Computational cost of PCE methods

As someone not well versed in the PCE metamodelling theory, I find myself stumbling upon various issues when trying to choose the suitable options for my PCE regression. Specifically, I am trying to reduce the computational cost of developing the PCE while still retaining an acceptable LOO error. The complexity of the resulting PCE model does not concern me, since I plan to use it for the sole purpose of calculating Sobol’ Indices.
Under these circumstances, my understanding is that the faster way would be to choose a sufficiently large PCE degree and just use Ordinary Least-Squares regression without basis adaptivity or any form of truncation (provided that there is a relatively large amount of inputs and experimental design points).

I would really like to hear your thoughts on the issue. Any additional ideas regarding the relative computational cost of PCE methods (and the factors upon that depends) are also extremely welcome.

Hi Chris,

Could you clarify what you mean with “complexity of the resulting PCE”? And with “relative computational cost of PCE methods”? Typically, the main cost in PCE calculations is the number N of model evaluations.

Generally, it is not a good idea to use OLS instead of sparse regression. See the PCE user manual, section 2.6.2 and 2.6.3, or try it out yourself (use a cheap toy model and compute a large validation set, see PCE manual, section 2.8): for the same number of ED points, you’ll get a much smaller error with sparse regression than with OLS.

The reason is that OLS requires that you have at least as many experimental design (ED) points as basis functions in the expansion to avoid ill-conditioning of the regression matrix (N \geq P), and even more points to avoid overfitting. However, for a typical problem, there will be many basis elements in the total-degree basis (even with hyperbolic truncation) that are not needed, i.e., have a near-zero coefficient, see the illustrations in the PCE manual, Figures 7 and 8. So you are wasting many points on computing coefficients for terms that are not even needed.

Sparse regression methods, on the other hand, can deal with N < P. They detect which terms are important, and assign 0 to the remaining coefficients, making better use of the given data. Of course, this only works if the model can actually approximated well by a sparse PCE. This is known as the sparsity-of-effects principle and holds surprisingly often for real-world models. You can imagine that there might be inputs that hardly play a role, or that several of the inputs do not interact at all, which eliminates quite a lot of elements from the total-degree basis (but note that you cannot know that beforehand! Sparse regression detects this automatically, without you needing to provide this information).
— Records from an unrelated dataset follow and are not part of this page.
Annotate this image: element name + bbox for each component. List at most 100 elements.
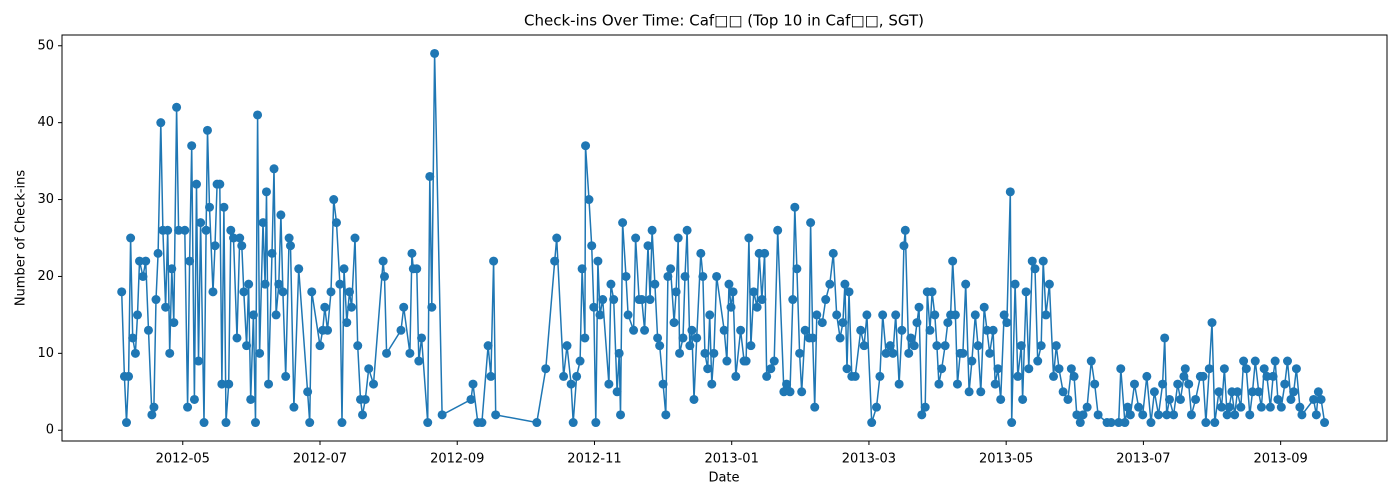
data-point (575, 356, 585, 366)
data-point (744, 233, 754, 243)
data-point (305, 418, 315, 428)
data-point (1013, 371, 1023, 381)
data-point (1075, 418, 1085, 428)
data-point (614, 348, 624, 358)
data-point (1232, 387, 1242, 397)
data-point (1230, 410, 1240, 420)
data-point (1090, 379, 1100, 389)
data-point (806, 218, 816, 228)
data-point (835, 333, 845, 343)
data-point (897, 325, 907, 335)
data-point (285, 241, 295, 251)
data-point (427, 302, 437, 312)
y-tick-label: 20 (37, 269, 54, 284)
data-point (163, 225, 173, 235)
data-point (1123, 402, 1133, 412)
data-point (208, 287, 218, 297)
data-point (141, 256, 151, 266)
data-point (1289, 387, 1299, 397)
data-point (1106, 418, 1116, 428)
data-point (961, 279, 971, 289)
data-point (993, 364, 1003, 374)
data-point (1175, 394, 1185, 404)
data-point (1018, 394, 1028, 404)
data-point (1142, 371, 1152, 381)
data-point (1016, 341, 1026, 351)
data-point (643, 241, 653, 251)
data-point (640, 325, 650, 335)
data-point (1146, 418, 1156, 428)
data-point (307, 287, 317, 297)
data-point (326, 287, 336, 297)
data-point (746, 341, 756, 351)
data-point (353, 341, 363, 351)
data-point (736, 325, 746, 335)
data-point (580, 333, 590, 343)
data-point (999, 310, 1009, 320)
data-point (749, 287, 759, 297)
data-point (785, 387, 795, 397)
data-point (669, 318, 679, 328)
data-point (239, 287, 249, 297)
data-point (122, 418, 132, 428)
data-point (623, 310, 633, 320)
data-point (1204, 364, 1214, 374)
x-tick-label: 2012-09 (430, 452, 484, 467)
data-point (1044, 279, 1054, 289)
data-point (202, 125, 212, 135)
data-point (967, 356, 977, 366)
data-point (606, 279, 616, 289)
data-point (1191, 394, 1201, 404)
data-point (687, 325, 697, 335)
data-point (568, 418, 578, 428)
data-point (1093, 410, 1103, 420)
data-point (757, 295, 767, 305)
data-point (1027, 256, 1037, 266)
data-point (143, 325, 153, 335)
data-point (1256, 402, 1266, 412)
data-point (1030, 264, 1040, 274)
data-point (149, 402, 159, 412)
data-point (598, 295, 608, 305)
data-point (126, 233, 136, 243)
data-point (347, 302, 357, 312)
data-point (1222, 410, 1232, 420)
data-point (167, 264, 177, 274)
data-point (925, 325, 935, 335)
data-point (189, 394, 199, 404)
data-point (840, 279, 850, 289)
data-point (1313, 387, 1323, 397)
data-point (658, 379, 668, 389)
data-point (647, 225, 657, 235)
data-point (320, 302, 330, 312)
data-point (552, 233, 562, 243)
data-point (909, 341, 919, 351)
data-point (934, 379, 944, 389)
data-point (229, 233, 239, 243)
data-point (1010, 279, 1020, 289)
data-point (486, 371, 496, 381)
data-point (577, 264, 587, 274)
data-point (1051, 341, 1061, 351)
data-point (466, 394, 476, 404)
data-point (315, 341, 325, 351)
data-point (871, 402, 881, 412)
data-point (345, 287, 355, 297)
data-point (875, 371, 885, 381)
data-point (950, 310, 960, 320)
data-point (888, 348, 898, 358)
data-point (1066, 364, 1076, 374)
data-point (1198, 371, 1208, 381)
data-point (696, 248, 706, 258)
data-point (790, 202, 800, 212)
data-point (235, 233, 245, 243)
data-point (1276, 402, 1286, 412)
data-point (289, 402, 299, 412)
data-point (261, 187, 271, 197)
data-point (741, 356, 751, 366)
data-point (952, 379, 962, 389)
data-point (147, 410, 157, 420)
data-point (825, 279, 835, 289)
data-point (1311, 410, 1321, 420)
Degree and q-norm adaptivity (PCE manual, section 1.3.4) is a further step towards the automatic detection: you want to have a basis that is large enough to include all important terms, but not unnecessarily large (since also sparse regression works better the larger the ratio \frac{N}{P}). The goal is always to minimize the generalization error (PCE manual, equations (1.16) and (1.17)), but since you normally don’t have a separate validation set to compute it, you use the LOO cross-validation error (on the training set = the ED) as approximation to guide your choice of best degree and q-norm.

As a side note, if you want to read more about different methods for computing PCE, I can recommend our recent review and benchmark work about solvers and sampling schemes for sparse PCE and basis-adaptive sparse PCE :wink:

Hi Nora, and thank you for the elaborate reply

When referring to “PCE complexity” I meant PCE models with high degree terms and no sparsity, which is not that important as I have come to realize. As for the “relative computational cost of PCE methods” I am referring solely to the time taken in developing the model, assuming that an experimental design is already available.
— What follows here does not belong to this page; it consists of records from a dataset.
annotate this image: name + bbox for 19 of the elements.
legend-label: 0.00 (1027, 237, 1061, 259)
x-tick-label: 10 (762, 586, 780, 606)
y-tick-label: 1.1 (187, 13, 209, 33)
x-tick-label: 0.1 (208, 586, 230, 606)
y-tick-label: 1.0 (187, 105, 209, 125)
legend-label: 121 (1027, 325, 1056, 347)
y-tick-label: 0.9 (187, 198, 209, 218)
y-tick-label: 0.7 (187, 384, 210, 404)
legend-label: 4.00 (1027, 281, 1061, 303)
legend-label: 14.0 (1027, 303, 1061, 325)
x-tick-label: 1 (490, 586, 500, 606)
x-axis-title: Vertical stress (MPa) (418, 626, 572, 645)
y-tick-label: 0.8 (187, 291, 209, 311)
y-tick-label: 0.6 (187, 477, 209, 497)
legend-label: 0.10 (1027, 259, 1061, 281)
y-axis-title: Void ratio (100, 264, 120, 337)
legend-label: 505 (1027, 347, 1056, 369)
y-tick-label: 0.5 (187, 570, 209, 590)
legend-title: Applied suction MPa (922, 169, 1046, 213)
Anyway, your answer showed me that I had totally misunderstood the situation when it comes to introducing sparsity. My understanding was that introducing sparsity would increase the computational cost due to the extra steps required in identifying and eliminating near-zero elements, with the advantage of a much “cleaner” final PCE model. I realize now that sparsity provides great computational time savings due to the linear algebra involved in the calculation of the coefficients.
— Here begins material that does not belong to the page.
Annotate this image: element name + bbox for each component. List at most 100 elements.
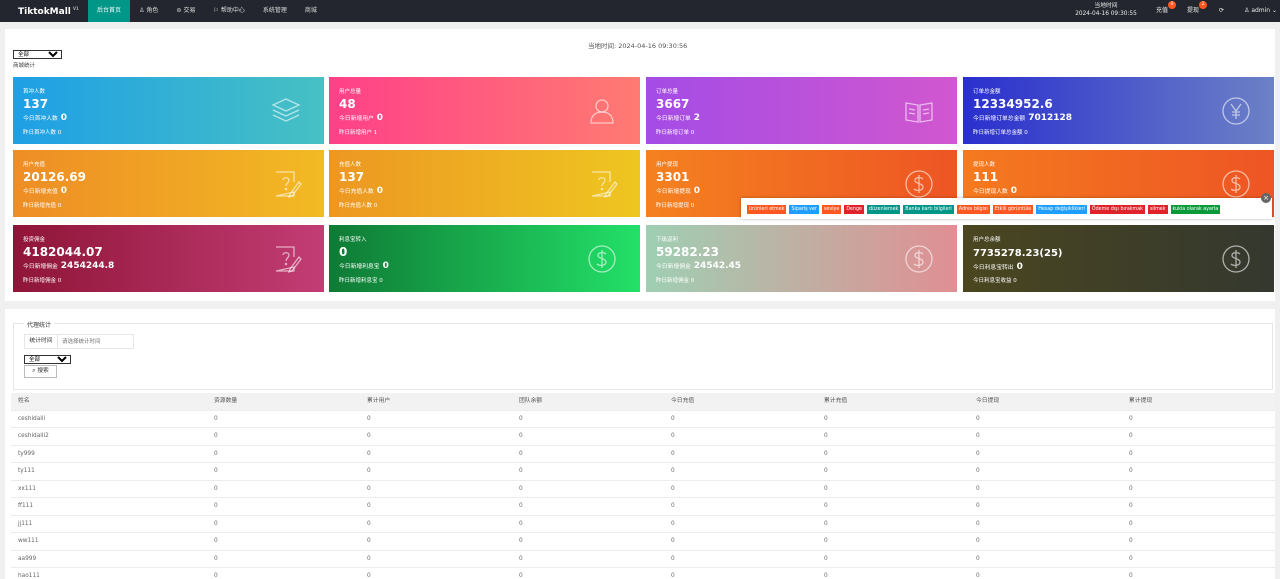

Continuing, I can see how degree and q-norm adaptivity help in minimizing the (generalization or LOO) error but I understand that it comes at the expense of computational time, since all possible PCE configurations are computed and the one with the lowest error is chosen. If I am not wrong until this point, I think that choosing a suitable value for metaOpts.<method>.TargetedAccuracy can prevent the computation of PCE models above the degree that satisfies that accuracy, therefore reducing the total computational cost.

I will also make sure to check out your work for a more in-depth view of the subject. Thanks again!